O contexto indica-nos que o seu irmão André o levou até à presença do Mestre. Aqui, neste primeiro encontro passa-se algo de muito estranho - Jesus acrescenta-lhe um sobrenome, apelido que, certamente, não será desprovido de qualquer sentido!

Como acabámos de ver acima, quando descrevemos o homem - Simão - pudemos constatar algumas das suas características, as quais englobam defeitos e virtudes! Seria por causa desta variedade de características que Jesus achou por bem acrescentar-lhe este sobrenome, apelido?
Que significado tem o nome para um israelita? Somos informados que “a essência de uma pessoa concentra-se no seu nome. Um homem sem nome é desprovido não só de significado, como também de existência. O nome contém uma dinâmica, um poder que exerce uma ação constrangedora sobre aquele que o usa” (2). Como acabámos de ver, o nome tem uma relação direta com o carácter da pessoa. Por outro lado, subjacente a esta noção de nome, está, não só, esta primeira ideia de – caráter, personalidade – como também, a de um novo nascimento!
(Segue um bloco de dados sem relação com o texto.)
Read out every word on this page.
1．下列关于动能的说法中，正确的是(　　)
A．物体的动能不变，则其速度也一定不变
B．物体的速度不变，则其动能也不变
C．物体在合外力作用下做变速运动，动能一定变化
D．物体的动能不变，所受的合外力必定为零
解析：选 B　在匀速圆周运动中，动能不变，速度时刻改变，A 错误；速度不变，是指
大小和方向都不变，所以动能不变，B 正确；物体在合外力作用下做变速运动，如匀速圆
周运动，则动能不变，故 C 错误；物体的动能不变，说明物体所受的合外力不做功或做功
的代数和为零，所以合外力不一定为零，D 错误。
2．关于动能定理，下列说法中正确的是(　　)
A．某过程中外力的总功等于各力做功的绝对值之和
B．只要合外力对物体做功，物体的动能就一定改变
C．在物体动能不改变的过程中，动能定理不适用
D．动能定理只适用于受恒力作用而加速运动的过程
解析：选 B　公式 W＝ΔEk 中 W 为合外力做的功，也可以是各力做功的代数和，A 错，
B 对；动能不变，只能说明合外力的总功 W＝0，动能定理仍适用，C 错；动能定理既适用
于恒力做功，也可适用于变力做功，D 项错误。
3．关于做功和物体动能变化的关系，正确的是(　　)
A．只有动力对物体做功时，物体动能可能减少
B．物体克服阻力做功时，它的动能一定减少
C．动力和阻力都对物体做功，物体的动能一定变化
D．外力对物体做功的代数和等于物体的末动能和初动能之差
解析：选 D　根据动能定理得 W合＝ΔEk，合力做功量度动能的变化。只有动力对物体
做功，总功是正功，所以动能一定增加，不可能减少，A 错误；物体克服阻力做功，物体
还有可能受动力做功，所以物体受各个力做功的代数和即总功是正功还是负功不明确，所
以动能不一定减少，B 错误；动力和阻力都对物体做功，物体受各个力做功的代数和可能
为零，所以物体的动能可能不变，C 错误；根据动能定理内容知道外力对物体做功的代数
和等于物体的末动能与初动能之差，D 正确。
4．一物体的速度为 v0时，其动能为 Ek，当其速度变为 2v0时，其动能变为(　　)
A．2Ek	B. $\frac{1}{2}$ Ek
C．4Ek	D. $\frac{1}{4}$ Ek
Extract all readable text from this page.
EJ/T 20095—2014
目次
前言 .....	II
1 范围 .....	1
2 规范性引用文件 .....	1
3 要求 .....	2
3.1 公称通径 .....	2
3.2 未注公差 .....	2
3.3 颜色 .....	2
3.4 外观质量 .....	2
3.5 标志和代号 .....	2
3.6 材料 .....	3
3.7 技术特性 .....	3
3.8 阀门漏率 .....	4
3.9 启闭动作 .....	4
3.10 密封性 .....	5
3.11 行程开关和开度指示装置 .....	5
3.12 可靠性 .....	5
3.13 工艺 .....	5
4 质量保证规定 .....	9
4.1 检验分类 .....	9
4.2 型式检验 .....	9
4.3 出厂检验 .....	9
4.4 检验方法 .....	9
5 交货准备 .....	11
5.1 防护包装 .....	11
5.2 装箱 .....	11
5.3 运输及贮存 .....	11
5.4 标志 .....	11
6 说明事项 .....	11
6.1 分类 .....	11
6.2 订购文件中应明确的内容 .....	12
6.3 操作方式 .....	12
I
Na realidade, o texto e contexto que nos ocupa vão exatamente nesta direção! O que aqui está a acontecer é exatamente o mesmo que sucedeu no diálogo de Jesus com o doutor da Lei – Nicodemos – cf. João 3:1-10. O processo não é novo, pois nas Escrituras, um rei guerreiro ao declarar guerra a um outro e, caso o vencesse, várias coisas poderiam acontecer ao vencido: 1. morto; 2. vassalo ou escravo levado pelo vencedor. Neste preciso caso, o vencedor mudava o nome ao vencido. Um escravo não era mais nem menos do que alguém que tinha a vida suspensa, isto é, existia sem existir, visto que, tecnicamente, deveria estar morto. A sua existência devia-se, unicamente, à benevolência do vencedor, nada mais.
A palavra de Deus ilustra, perfeitamente, em muitas situações o quanto acabámos de dizer. Vejamos, a este propósito, alguns desses exemplos:
* Faraó – O rei do Egipto destronou-o em Jerusalém e impôs ao país uma contribuição (tributo) de cem talentos (3) de prata e de um talento de ouro. Em seu lugar, pôs no trono de Jerusalém a Eliaquim, irmão de Joacaz, a quem mudou o nome para Joaquim (…) – II Crónicas 36:3,4. (sublinhado nosso)
* Nabucodonosor – “(…) o rei de Babilónia levou-os cativos para Babilónia. Em lugar de Joiaquim, o rei de Babilónia proclamou rei seu tio Matatias cujo nome mudou para Sedecias” – II Reis 24:16,17 (sublinhado nosso)
Estes relatos falam-nos de monarcas vencidos e tornados vassalos dos vencedores. Mas não acontecia somente a este nível! Aconteceu também com certos nobres da corte. E para ficarmos entre nomes conhecidos, lembremo-nos do profeta Daniel e dos seus amigos! O texto bíblico relata a deportação destas personagens bíblicas para Babilónia nestes termos: “O rei deu ordem a Aspenaz, chefe dos criados, que lhe trouxesse jovens israelitas, descendentes de raça real ou família nobre (…). Entre estes Daniel, Hananias, Misael e Azarias (…). O chefe dos criados impôs-lhes novos nomes: a Daniel, o de Baltasar, a Ananias, o de Sidrac, a Misael, o de Misac e a Azarias, o de Abed-Nego” – Daniel 1:3-7. (Sublinhado nosso).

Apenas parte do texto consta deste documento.